Special Committee Representations

The firm’s Special Committee practice is dedicated to advising Special Committees and Boards of Directors on a wide range of complex transactions. Increasingly, Boards of Directors are presented with proposed transactions as to which corporate law and/or corporate governance best practices require the formation of a Special Committee of independent directors, and/or the retention by the Board of Directors or such a Special Committee of an outside financial expert, free of conflicts of interest, to advise on the transaction. In such situations, any Board of Directors or Special Committee must assure not only that its own members, but also any such outside financial advisor, is independent and free of conflicts. We have advised companies on decisions as diverse as stock-for-stock mergers, strategic asset divestitures, joint ventures, cross-border acquisitions, leveraged buyouts, leveraged recapitalizations and financial restructurings. We have also provided strategic counsel to Special Committees when a conflict of interest develops with a company’s existing investment banking relationships.

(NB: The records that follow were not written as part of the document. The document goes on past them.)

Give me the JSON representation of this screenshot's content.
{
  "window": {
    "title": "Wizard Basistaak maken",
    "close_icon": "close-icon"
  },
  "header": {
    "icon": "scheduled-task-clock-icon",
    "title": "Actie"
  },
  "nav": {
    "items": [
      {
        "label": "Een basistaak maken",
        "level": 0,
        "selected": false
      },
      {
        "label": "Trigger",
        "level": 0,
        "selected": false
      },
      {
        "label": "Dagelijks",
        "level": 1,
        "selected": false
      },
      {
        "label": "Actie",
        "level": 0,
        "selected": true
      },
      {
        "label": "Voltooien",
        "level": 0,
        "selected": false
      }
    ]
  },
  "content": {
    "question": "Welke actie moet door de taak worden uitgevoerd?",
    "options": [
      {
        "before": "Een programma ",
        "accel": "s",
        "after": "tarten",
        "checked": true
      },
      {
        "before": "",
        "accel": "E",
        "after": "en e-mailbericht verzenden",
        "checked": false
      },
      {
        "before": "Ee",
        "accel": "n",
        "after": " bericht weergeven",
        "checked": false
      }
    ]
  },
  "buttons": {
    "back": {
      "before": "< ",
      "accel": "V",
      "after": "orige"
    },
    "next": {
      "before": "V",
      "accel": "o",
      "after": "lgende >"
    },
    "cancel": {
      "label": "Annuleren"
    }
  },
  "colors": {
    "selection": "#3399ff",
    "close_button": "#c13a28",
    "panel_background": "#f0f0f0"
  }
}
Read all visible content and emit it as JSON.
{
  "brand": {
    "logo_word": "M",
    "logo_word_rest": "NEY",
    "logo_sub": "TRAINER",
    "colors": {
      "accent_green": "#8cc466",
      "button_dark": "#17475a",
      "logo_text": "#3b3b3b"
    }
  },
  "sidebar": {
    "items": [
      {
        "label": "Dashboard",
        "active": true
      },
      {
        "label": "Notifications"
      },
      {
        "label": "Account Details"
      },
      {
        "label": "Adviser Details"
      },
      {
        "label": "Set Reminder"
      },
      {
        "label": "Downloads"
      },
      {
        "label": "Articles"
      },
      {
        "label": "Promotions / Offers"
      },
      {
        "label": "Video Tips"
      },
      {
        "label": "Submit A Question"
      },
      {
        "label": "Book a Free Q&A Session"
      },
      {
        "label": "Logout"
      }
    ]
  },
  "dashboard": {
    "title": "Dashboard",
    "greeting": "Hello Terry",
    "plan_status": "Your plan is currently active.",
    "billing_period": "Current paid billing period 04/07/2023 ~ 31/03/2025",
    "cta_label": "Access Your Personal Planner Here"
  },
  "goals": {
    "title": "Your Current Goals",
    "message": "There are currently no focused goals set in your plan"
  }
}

The cornerstone of our Special Committee Practice includes:

Independence:

The Special Committee’s financial advisor must be an independent advisor with respect to both the Company and the transaction, and dedicated solely to the goal of providing sound and independent financial advice. Akin Bay has no conflicts arising from such activities as securities research, brokerage, trading, underwriting or outside ownership. Akin Bay needs no “Chinese Wall”. We are solely corporate financial advisors.

Focus:

Each engagement of our Special Committee Practice is always directed by a senior principal who is deeply involved in all aspects of the engagement, and who possesses the maturity and experience necessary to guide the Special Committee through the attendant complexities of the transaction.

Sensitivity:

The firm appreciates the sensitivity of the mission faced by a Special Committee of independent directors. They must be especially mindful of the potential conflicts of interest involved in the type of complex transaction which requires analysis by a Special Committee. They must also be sensitive to the high public profile, and intense shareholder and third-party scrutiny, that inevitably accompanies them. We understand the inevitable tension created when substantial shareholders, management and/or other members of a Board of Directors may have a range of conflicting goals.

Knowledge:

The firm is proud of the range of skills and experience we can bring to bear upon the successful execution of complex Special Committee assignments in a wide variety of businesses. We have been recommended for such assignments by leading law firms and advisors throughout the country.